Removal capacity is key.

The efficiency of a dehumidifier is judged based on its ability to remove moisture from the air, which is measured in gallons or pints. A typical removal rate for about 1,000 square feet is 6-8 gallons.

Not all climates are created equal.

Most basements are in climates that can drop to freezing levels, but if you live in an area that gets warm, check out the temperature range when shopping around for your dehumidifier. Some units are better for snowy climates, and will work to draw out moisture in freezing temperatures. If you’re in a region prone to humid summers, select a unit that works in scorching 95° F summers.

Don’t let your dehumidifier work for naught.

If your basement is a construction work-in-progress, hold off on purchasing until your renovation is complete. Dehumidifiers work by pulling in moisture from the surrounding area.

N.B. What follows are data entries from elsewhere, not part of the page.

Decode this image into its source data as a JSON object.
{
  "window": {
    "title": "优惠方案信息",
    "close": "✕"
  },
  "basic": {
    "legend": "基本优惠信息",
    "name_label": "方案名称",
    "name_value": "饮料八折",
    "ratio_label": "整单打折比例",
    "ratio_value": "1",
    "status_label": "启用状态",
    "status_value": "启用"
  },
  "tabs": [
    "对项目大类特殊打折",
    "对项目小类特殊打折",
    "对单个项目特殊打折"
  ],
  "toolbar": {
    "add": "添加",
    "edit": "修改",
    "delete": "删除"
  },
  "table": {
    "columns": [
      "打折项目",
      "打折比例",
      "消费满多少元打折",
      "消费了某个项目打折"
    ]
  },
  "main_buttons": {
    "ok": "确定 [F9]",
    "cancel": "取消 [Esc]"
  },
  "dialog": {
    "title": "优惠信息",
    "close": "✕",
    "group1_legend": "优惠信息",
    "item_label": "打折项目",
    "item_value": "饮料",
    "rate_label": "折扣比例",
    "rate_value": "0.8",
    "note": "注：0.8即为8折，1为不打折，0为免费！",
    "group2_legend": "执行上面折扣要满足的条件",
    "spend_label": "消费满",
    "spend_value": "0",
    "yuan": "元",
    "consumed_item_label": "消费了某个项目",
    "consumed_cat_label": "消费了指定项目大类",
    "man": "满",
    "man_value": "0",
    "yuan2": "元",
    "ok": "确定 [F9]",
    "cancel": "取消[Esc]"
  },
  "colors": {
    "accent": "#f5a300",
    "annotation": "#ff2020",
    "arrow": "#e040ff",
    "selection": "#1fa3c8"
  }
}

If you have unfinished work or a dirt floor, for example, your unit is working an uphill battle. Lay down some concrete, or try a DIY solution like covering your dirt floor with plastic.

The more automation, the better.

Dehumidifiers can’t function entirely without oversight, so automation features are key. Look for a unit that comes with automatic restart (great for areas susceptible to power-outages due to storms), automatic shut-off (so that water doesn’t overflow onto your carpet or hardwood), and automatic defrost (to prevent the build-up of ice in cold climates). If you think you might go a few days without checking in on your dehumidifier, these features will put your mind at ease.

Reduce the manual labor.

Dehumidifiers contain reservoirs used to collect the moisture from the air. Sounds great, except for the fact that the bucket needs to be emptied whenever it fills. If you aren’t interested in carrying buckets of water around your house, invest in a condensate pump. This accessory is a 100 feet flexible tube that allows you to pump water from your dehumidifier through a window, a wall, or a floor. Trying to go green? Shut the sprinklers off and pump this water onto your lawn.